Still, the anti-gun Giffords Law Center brags on its website how California “has been the first state in the nation to adopt a number of gun safety reforms, ranging from assault weapons restrictions and strong background check requirements to extreme risk protection orders and domestic violence protections.”
Gov. Gavin Newsom recently signed more gun control legislation, as noted by a news release from his office.
The governor’s announcement pointed to “SB 2…strengthening the state’s public carry regulations; SB 452…requiring microstamping on handgun cartridges to help trace guns used in crimes; AB 28…enacting a first-in-the-nation effort to generate $160 million annually on the sale of bullets to improve school safety and gun violence intervention programs; AB 455…keeping guns out of the hands of potentially dangerous individuals; AB 725…updating the definition of a firearm to include ghost gun parts; and AB 732…strengthening the process for removing firearms from people who are prohibited from owning them.”

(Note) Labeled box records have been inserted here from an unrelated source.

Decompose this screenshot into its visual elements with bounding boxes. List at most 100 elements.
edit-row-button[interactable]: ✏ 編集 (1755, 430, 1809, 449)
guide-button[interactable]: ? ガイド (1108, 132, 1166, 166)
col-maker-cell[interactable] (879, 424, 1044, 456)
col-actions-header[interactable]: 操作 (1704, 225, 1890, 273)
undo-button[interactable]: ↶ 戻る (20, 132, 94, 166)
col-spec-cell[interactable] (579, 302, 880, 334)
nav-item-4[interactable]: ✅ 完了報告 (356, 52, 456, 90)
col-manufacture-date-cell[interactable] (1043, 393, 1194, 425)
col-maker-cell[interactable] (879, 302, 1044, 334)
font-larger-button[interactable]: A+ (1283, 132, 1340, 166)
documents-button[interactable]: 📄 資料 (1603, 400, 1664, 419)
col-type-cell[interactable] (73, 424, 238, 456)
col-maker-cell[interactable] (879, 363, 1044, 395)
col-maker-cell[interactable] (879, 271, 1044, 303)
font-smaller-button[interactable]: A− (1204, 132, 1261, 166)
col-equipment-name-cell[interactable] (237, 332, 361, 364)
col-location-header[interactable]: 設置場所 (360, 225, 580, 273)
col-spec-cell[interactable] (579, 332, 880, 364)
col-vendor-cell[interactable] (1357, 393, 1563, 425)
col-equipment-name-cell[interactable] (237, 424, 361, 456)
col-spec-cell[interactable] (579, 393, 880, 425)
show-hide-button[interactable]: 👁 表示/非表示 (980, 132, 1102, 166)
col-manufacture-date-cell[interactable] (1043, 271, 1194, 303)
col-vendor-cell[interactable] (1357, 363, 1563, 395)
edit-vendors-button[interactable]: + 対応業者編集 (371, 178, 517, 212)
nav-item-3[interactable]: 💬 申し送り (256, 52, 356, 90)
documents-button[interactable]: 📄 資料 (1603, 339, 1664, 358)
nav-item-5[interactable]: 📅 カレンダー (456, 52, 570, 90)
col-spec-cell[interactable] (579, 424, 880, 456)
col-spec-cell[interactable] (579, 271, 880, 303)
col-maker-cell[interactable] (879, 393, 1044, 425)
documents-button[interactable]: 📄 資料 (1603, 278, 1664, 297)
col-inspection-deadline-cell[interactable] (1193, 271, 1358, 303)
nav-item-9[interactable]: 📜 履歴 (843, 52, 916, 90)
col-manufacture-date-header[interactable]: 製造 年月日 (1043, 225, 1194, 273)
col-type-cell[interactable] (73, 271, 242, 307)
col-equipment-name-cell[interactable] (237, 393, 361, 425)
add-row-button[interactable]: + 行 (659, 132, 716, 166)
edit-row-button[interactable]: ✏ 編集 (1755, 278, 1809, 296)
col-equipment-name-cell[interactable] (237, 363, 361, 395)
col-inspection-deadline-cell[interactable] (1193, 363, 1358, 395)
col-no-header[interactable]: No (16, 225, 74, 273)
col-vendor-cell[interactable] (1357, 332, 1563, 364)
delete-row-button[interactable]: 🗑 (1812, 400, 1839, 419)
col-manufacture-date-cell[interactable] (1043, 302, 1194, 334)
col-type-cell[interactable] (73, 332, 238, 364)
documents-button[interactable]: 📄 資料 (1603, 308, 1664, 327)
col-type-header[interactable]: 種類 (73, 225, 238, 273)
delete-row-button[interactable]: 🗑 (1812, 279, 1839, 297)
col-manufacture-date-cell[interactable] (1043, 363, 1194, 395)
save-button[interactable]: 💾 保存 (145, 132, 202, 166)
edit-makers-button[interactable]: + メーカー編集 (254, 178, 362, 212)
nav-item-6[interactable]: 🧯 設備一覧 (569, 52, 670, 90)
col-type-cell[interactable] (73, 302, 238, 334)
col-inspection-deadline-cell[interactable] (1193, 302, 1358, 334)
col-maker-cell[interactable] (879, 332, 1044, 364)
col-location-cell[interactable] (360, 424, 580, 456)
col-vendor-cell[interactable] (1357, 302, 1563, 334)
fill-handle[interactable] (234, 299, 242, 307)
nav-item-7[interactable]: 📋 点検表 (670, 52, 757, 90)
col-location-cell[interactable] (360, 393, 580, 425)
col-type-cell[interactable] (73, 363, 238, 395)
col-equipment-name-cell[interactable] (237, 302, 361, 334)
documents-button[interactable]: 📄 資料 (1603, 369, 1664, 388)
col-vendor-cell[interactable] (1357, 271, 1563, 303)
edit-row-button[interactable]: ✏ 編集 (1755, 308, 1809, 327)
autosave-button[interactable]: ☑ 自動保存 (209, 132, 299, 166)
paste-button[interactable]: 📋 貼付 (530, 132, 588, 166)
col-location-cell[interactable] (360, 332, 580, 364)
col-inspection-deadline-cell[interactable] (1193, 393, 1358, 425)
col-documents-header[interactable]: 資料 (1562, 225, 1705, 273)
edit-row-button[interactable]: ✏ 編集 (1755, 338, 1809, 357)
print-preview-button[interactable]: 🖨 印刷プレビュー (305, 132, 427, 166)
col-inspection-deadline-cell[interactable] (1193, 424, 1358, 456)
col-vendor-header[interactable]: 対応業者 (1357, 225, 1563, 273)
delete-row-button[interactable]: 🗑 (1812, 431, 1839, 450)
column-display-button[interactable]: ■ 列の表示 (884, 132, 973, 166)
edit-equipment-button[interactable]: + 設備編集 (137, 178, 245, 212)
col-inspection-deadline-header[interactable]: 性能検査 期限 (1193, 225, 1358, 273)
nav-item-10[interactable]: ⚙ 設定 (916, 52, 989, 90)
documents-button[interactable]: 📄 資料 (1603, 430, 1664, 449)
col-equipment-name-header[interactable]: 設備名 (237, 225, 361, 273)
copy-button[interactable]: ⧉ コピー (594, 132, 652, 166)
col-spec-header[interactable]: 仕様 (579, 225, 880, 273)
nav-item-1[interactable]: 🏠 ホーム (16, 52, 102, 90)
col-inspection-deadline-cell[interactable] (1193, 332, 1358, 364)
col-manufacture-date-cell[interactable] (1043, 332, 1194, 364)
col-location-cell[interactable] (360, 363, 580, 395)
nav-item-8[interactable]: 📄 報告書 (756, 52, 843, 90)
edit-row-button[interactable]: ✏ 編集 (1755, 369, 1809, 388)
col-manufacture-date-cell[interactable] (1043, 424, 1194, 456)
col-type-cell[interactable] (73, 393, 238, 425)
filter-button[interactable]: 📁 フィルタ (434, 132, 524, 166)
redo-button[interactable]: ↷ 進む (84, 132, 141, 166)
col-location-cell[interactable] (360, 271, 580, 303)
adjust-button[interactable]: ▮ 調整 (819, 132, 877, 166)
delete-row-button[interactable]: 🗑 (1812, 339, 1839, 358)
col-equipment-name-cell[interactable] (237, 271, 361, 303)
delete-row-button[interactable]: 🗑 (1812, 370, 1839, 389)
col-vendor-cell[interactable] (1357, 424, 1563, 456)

Several gun rights groups including the Second Amendment Foundation have filed suit against SB2, and just days ago submitted a brief to the court supporting their motion for a preliminary injunction.
SAF is joined in the case by Gun Owners of America, Gun Owners Foundation, California Rifle & Pistol Association, Gun Owners of California, the Liberal Gun Club and nine individuals. The case is known as May v. Bonta. The “Memorandum of Points and Authorities” was filed in U.S. District Court for the Central District of California, Southern Division. They are represented by attorneys Chuck Michel, Michel & Associates, and Don Kilmer, Law Offices of Don Kilmer.
Proponents of California’s gun control laws have invariably promoted them as important to reduce violent crime. The LA Times story suggests all of these laws have failed, and there is no indication that any of the new laws will produce better results.